Il s’agit là d’un sujet particulièrement brûlant car, dans le secteur de la finance, la nouvelle génération est en train de s’imposer, et elle souhaite placer ses fonds de manière durable en faisant appel au numérique.
Un secteur dans lequel les start up israéliennes sont également très actives en Suisse est celui des cybermonnaies. De nombreuses organisations et entreprises israéliennes ont obtenu des investissements par le biais d’ICOs (Initial Coin Offering), une autre forme de cryptomonnaie exploitée par les entreprises pour se procurer des capitaux. Via des plateformes ICO, les investisseurs reçoivent des jetons en échange de leur investissement dans l’entreprise. Dans ce secteur, la Suisse est particulièrement performante et, contrairement à Israël et aux Etats-Unis, elle a rapidement créé un groupe de travail qui a conduit à l’édiction de lois pour ce domaine. Alors qu’en Israël il a été longtemps difficile de convertir les cryptomonnaies en liquide, les banques suisses ont rendu cette opération simple à réaliser, sous réserve que le détenteur de la cryptomonnaie puisse prouver qu’il ne s’agit pas de blanchiment d’argent.

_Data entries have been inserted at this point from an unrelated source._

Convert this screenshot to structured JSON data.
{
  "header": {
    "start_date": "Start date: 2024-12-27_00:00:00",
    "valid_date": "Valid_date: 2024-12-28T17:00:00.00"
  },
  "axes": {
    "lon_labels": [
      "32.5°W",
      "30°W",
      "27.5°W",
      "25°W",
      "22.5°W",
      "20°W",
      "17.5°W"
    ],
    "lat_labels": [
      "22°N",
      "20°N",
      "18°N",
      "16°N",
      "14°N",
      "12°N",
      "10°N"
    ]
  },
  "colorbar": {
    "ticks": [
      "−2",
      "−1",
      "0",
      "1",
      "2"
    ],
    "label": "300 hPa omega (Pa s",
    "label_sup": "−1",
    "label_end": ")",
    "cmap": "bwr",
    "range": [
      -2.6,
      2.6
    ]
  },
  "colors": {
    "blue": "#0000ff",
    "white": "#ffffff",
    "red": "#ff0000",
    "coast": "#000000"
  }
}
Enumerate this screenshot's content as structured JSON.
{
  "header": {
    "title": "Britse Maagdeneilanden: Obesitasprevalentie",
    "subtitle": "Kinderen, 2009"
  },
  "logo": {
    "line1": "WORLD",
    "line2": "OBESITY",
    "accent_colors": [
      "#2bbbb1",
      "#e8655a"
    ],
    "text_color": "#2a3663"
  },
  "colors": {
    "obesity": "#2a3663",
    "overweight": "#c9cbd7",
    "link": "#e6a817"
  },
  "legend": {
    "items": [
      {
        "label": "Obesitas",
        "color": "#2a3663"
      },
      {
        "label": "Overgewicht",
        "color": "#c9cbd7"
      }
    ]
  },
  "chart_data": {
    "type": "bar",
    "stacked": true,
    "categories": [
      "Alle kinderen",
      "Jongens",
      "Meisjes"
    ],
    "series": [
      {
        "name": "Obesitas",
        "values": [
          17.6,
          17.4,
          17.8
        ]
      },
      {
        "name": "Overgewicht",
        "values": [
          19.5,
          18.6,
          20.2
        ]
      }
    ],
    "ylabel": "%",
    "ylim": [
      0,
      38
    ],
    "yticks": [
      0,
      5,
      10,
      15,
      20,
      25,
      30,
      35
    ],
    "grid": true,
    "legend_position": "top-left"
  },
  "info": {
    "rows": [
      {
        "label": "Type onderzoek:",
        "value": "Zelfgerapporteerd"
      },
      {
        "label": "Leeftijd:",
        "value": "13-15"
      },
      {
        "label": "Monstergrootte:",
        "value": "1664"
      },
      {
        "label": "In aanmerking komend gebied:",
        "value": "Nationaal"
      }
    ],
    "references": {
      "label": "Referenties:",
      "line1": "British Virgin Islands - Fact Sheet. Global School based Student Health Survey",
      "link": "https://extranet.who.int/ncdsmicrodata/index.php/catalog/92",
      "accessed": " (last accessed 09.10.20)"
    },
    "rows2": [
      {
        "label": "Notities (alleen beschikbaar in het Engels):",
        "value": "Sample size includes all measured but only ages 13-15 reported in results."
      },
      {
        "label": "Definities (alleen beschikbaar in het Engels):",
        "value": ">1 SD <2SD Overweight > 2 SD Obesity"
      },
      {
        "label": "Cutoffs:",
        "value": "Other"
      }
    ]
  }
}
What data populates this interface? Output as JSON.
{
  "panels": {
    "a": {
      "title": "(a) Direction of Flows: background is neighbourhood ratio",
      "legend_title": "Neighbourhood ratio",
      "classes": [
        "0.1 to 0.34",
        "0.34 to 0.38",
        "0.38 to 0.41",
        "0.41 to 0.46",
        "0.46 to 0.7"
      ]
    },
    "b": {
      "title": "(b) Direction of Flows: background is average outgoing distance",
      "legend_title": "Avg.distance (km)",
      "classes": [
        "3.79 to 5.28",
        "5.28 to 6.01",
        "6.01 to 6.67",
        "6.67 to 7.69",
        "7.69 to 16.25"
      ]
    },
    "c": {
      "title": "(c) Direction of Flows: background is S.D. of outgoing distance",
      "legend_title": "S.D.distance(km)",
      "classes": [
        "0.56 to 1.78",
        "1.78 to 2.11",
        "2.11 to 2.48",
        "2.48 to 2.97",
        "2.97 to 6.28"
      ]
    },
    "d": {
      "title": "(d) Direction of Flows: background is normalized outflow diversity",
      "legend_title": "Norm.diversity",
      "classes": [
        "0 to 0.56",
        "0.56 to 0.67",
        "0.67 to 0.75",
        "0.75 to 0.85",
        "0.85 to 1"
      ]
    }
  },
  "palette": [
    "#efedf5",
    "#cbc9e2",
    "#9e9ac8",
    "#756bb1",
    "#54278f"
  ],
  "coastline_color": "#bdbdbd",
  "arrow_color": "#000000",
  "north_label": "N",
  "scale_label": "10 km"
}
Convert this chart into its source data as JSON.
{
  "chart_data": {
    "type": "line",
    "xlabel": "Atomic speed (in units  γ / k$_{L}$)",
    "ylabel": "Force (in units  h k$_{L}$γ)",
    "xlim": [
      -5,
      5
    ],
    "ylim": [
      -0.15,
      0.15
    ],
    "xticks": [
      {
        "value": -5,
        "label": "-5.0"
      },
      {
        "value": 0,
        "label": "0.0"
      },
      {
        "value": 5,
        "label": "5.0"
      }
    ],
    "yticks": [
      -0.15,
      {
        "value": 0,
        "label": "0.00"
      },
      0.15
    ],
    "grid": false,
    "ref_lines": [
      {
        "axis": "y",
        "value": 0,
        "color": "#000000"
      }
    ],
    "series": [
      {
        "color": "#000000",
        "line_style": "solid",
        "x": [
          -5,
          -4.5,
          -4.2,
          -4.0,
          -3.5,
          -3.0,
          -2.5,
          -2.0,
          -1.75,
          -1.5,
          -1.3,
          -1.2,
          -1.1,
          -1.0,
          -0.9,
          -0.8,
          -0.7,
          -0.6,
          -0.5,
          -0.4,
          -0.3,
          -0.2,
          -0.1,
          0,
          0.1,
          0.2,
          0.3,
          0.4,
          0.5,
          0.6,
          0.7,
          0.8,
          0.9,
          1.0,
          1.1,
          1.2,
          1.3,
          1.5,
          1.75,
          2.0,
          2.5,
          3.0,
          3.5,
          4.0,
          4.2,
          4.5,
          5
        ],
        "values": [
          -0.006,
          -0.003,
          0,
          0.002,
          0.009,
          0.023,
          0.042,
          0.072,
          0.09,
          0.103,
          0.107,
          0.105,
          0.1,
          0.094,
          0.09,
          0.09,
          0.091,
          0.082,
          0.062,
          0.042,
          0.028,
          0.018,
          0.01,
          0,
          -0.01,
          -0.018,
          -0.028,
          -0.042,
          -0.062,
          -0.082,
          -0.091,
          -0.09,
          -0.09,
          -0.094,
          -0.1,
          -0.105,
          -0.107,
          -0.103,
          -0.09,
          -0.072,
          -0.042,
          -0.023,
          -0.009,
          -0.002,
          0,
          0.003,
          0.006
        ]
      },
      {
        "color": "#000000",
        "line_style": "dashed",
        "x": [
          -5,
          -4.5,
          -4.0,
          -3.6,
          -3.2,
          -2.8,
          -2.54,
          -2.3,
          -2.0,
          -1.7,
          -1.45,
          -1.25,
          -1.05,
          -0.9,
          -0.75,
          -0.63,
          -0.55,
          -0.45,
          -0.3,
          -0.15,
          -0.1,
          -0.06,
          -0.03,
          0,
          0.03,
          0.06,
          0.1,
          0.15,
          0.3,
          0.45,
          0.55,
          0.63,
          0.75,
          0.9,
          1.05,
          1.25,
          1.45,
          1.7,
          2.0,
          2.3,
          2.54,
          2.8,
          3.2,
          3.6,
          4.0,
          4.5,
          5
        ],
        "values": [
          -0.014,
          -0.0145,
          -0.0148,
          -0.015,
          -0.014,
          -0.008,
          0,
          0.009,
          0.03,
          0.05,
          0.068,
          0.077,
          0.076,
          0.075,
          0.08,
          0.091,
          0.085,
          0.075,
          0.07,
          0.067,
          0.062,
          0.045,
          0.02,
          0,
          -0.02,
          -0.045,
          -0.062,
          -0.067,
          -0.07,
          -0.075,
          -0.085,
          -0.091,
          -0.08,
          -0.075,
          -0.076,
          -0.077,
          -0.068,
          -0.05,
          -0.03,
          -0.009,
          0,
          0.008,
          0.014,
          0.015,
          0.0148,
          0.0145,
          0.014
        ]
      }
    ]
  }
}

Toutefois, en dépit des chances très importantes de coopération entre Israël et la Suisse dans le domaine de la Fintech, David Biegeleisen se concentre également sur d’autres secteurs : « Nous travaillons actuellement surtout sur des coopérations dans les secteurs de la santé et du Foodtech où les projets entre la Suisse et Israël sont extrêmement nombreux. Concernant la Fintech, nous avons constaté que le secteur bancaire reste encore très « frileux », les innovations ont besoin de beaucoup de temps, mais le sujet sera pour sûr traité dans les deux prochaines années ».